Those of you who follow my blog will know that I've been on a quest to define marketing measurement in a way that has metrics become a powerful tool for engagement. To that end, I've begun looking at some of the tools available and how analytics are being used.
iPost has a new tool, out of Beta at the end of Q1 2008, called AutoTarget. I spent some time on the phone with Craig Kerr, their VP of Marketing and Steve Webster, Chief Strategy Officer, and took a spin through a demo. I have to say that I'm impressed with what I saw.
AutoTarget is based on historically proven metrics that help you predict behavior. This behavior is grouped into personas they call RFM cells. Traditionally, RFM stands for Recency, Frequency and Monetary value. For B2B marketers the "monetary" value is quantified with the value you place on your marketing content-driven calls to action.
The AutoTarget system automates the grouping of prospects with similar behaviors together for you so you can easily segment those who respond with the highest degree of interest to particular offers or communications. The system has 125 ways in which it groups behavior.
AutoTarget has a cool graph reporting tool that allows you to slide the scale to see who fits into which RFM cells and then immediately group the cells you want to generate lists for relevant follow-up or additional communications.
This graphing feature makes it really simple to determine the people who are obviously low interest and separate them from the actively interested for different levels or types of communciations. Like perhaps a monthly newsletter vs bi-weekly thought leadership marketing communications.
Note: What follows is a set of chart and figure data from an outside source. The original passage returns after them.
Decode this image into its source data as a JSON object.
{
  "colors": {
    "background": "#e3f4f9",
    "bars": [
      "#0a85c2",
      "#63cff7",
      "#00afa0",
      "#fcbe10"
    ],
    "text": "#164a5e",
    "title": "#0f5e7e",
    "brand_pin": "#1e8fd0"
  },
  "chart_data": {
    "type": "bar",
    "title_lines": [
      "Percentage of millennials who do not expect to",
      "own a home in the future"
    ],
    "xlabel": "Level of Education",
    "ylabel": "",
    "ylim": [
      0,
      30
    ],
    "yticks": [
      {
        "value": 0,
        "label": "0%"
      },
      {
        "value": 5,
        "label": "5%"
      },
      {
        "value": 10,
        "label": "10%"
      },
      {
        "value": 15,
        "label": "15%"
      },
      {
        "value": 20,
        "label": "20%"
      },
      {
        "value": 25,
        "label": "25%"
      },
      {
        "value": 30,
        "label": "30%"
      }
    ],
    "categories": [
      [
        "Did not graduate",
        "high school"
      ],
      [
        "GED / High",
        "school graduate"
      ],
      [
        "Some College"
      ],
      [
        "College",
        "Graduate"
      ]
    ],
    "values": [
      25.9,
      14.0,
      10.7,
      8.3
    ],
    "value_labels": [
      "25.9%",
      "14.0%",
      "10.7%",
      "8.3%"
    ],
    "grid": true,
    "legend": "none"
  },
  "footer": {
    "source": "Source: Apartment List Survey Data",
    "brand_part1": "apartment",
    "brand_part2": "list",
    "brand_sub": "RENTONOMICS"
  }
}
The CRM hand-off is even better. AutoTarget is integrated with Salesforce.com which allows hot prospects to be sent to sales, but reclaimed automatically by marketing should their RFM value change due to a fall off in activity. So the system doesn't stop working just because the "ownership" of the prospect changed.
This takes closing the loop on lead management to new levels of responsiveness. Because even if a lead gets handed off to sales, the system doesn't lose track of them and can pull them back to nurturing if that's what's indicated by their behavior. Marketing is no longer reliant on sales to take the effort to hand back prospects whose priorities shift, and sales can quit worrying about them and focus on hot leads without a noticeable lapse in the relationship. Which can be really helpful in reducing lead waste and missed opportunities.
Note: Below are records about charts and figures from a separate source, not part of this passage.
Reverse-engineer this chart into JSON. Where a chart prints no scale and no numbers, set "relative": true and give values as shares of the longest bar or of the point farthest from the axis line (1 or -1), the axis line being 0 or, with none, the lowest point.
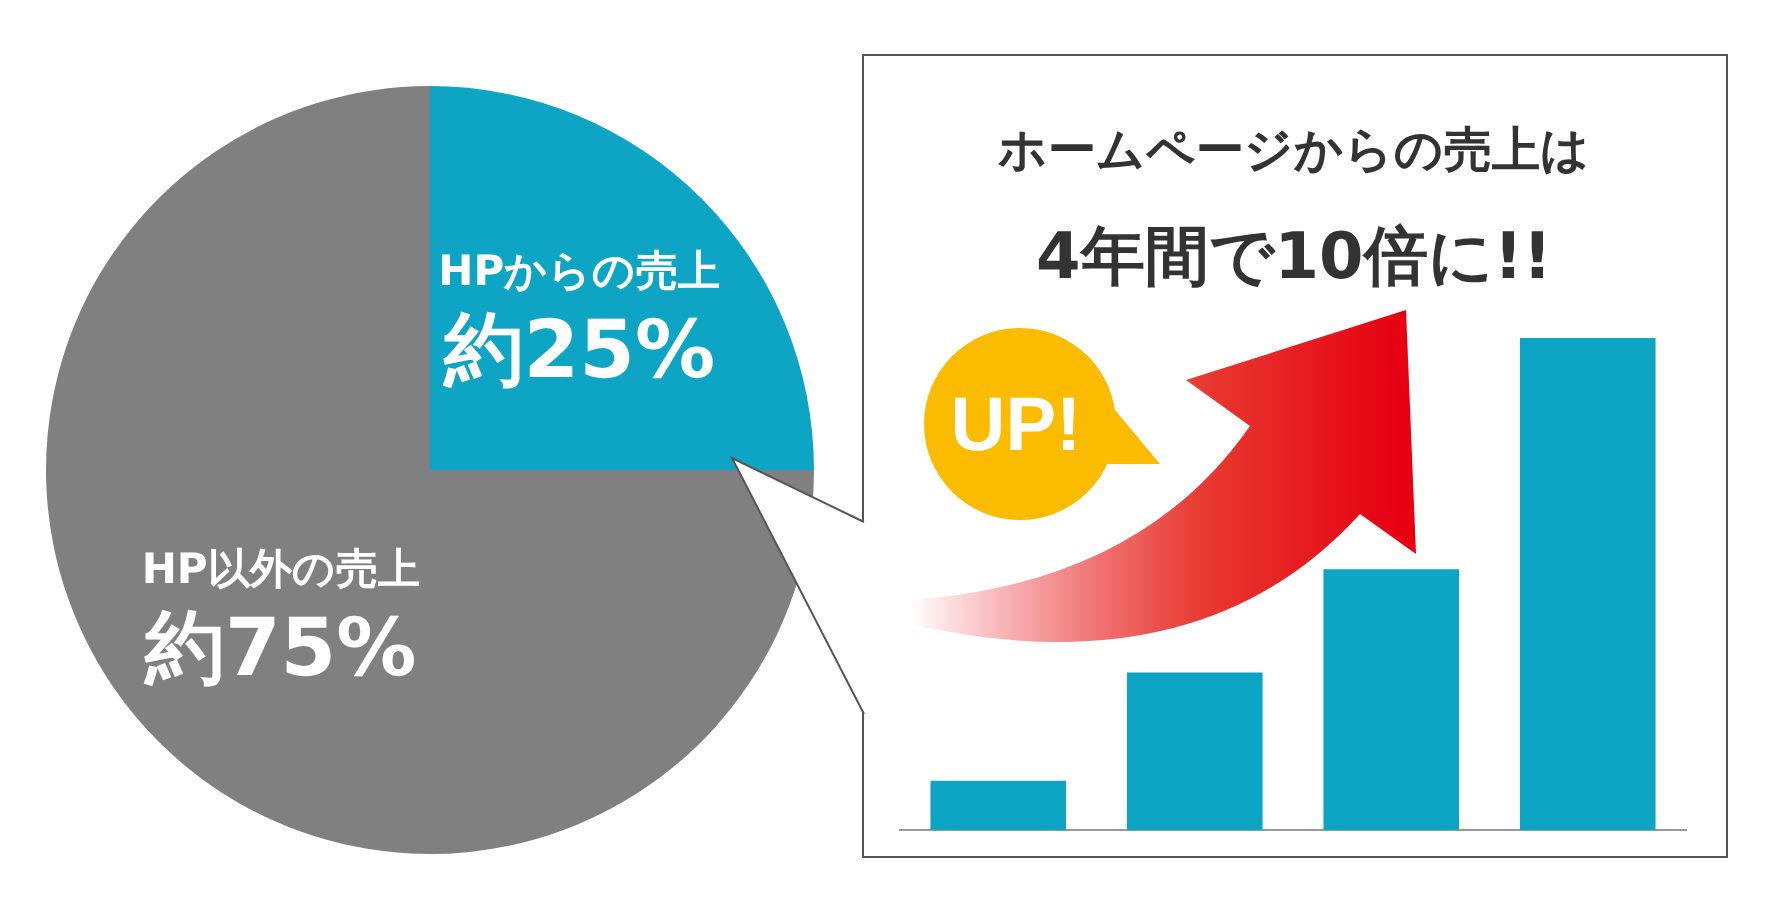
{
  "chart_data": [
    {
      "type": "pie",
      "categories": [
        "HPからの売上",
        "HP以外の売上"
      ],
      "values": [
        25,
        75
      ],
      "colors": [
        "#0ea5c4",
        "#808080"
      ],
      "value_labels": [
        "約25%",
        "約75%"
      ],
      "legend": false
    },
    {
      "type": "bar",
      "title": "ホームページからの売上は",
      "subtitle": "4年間で10倍に!!",
      "categories": [
        null,
        null,
        null,
        null
      ],
      "values": [
        0.1,
        0.32,
        0.53,
        1
      ],
      "color": "#0ea5c4",
      "relative": true,
      "annotations": [
        "UP!"
      ],
      "legend": false
    }
  ]
}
With the AutoTarget system, you use iPost's email system and you can put a snip of script on your web pages to gather all your profiled behavior in one place, eliminating the need for manual "mashups" of metrics. Which is a huge time saver. They also enable tracking for postal direct marketing and phone calls in an attempt to combine all your marketing channels.
By automating what iPost calls "personas," they've developed a method of scoring leads that takes a lot of the guess work out of it. And the tool is adaptable to B2B needs in ways that provide big insights to prospect interests quickly and efficiently. It appears to take a lot of the time-intensive analytics work and reduce it to easy-to-use charts and features that help you spend more time working on engagement, and less time stressing about deciphering the meaning of the metrics—and without breaking the bank.
I'd say it's definitely worth looking into. But that's only my opinion. You'll have to make your own determination when you see it for yourself. Thanks to Craig and Steve for the conversation. If anyone has experience with AutoTarget, please post it here.